"Address of the Committee of the Constitutional Convention"

Item

Title
"Address of the Committee of the Constitutional Convention"
Description
The Committee named by the Constitutional Convention to prepare an address to the people of the State outlining the changes in the new Constitution from the organic law under which Alabama is now being governed, has issued the following.
To the People of Alabama:
The Convention lately assembled by you to amend and revise the Constitution of Alabama asks your considerate judgement upon the new instrument, and has appointed the undersigned delegates to lay before you the reasons which urge its ratification.
It is no disparagement of the wisdom or fidelity of the Convention of 1875 to declare that the proposed Constitution is far better for us than our present organic law.

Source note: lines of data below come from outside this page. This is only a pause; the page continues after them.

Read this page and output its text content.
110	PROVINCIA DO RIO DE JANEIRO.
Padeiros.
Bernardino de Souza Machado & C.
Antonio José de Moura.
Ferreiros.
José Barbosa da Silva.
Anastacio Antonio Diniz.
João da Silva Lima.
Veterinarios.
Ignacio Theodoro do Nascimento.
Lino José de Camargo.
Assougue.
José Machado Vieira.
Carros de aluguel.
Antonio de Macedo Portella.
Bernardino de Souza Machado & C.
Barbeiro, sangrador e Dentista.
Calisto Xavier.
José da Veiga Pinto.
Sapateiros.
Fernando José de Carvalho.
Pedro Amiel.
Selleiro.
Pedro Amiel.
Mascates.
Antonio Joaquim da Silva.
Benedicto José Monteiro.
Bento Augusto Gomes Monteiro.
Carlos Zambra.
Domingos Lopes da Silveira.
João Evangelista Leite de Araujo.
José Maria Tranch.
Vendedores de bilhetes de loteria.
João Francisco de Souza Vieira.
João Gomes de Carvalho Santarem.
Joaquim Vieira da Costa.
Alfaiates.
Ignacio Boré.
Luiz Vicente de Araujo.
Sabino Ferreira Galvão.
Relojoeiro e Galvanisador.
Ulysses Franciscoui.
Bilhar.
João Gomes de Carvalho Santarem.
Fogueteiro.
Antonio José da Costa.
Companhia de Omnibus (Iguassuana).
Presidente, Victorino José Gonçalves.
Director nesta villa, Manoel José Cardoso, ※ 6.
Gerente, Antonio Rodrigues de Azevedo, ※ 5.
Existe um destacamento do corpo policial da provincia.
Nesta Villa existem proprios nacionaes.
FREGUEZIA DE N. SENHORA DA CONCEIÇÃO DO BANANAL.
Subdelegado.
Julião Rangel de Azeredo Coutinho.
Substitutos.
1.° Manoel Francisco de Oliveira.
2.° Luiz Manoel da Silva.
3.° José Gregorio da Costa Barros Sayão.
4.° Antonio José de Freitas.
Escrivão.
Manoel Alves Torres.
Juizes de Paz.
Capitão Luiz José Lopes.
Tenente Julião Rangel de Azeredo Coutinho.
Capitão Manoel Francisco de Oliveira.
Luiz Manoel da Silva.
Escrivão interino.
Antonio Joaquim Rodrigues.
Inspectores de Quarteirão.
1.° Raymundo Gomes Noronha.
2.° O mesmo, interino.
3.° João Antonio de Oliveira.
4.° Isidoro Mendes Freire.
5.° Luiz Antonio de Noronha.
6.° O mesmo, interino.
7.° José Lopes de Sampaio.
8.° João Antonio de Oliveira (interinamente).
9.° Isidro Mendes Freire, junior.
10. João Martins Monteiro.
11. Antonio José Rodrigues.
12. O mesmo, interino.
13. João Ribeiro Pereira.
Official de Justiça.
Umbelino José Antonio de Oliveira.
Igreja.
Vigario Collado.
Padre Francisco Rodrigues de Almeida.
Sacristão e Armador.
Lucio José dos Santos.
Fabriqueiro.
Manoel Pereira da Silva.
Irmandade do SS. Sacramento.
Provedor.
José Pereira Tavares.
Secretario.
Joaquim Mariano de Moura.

PROBLEMS BEFORE THE CONVENTION OF 1875
That Convention met when the passions of the great war had not yet subsided, and sectional distrust was still acute and aggressive. The Congress of the United States, and public opinion in the dominant sections were still unconvinced that a government for the people of Alabama, controlled or directed by the suffrage of former African slaves, was neither justifiable nor possible. Our then fundamental law, framed by aliens, had been put in force by military power after its rejection at the polls. The State was burdened with direct debt, and liable for many millions of dollars lost or squandered in reckless railroad enterprises. Our people had just regained control of their State government, and were suffering from the readjustment of our system of labor and industry. It could not be foreseen whether Congress would interfere, if changes were made in the basic of suffrage. Above all things, the State needed rest.
Under such conditions, the Convention of 1875 had little freedom of action. Its members shared the opinion of the masses of the people, that beyond the adoption of a Constitution which should be the free act of Alabama, with such provisions as were absolutely necessary to prevent excessive taxation, the creation of new debts, and to enforce economy in the government, few changes should be undertaken in the organic law. Dreading Federal intervention, that Convention did not disturb the existing basis of suffrage, but felt compelled to fasten it upon us by restrictions, going far beyond the Fifteenth Amendment, forbidding "any educational or property qualification for suffrage or office." With the great question thus put aside, the task of that Convention was comparatively simple, and could be speedily accomplished.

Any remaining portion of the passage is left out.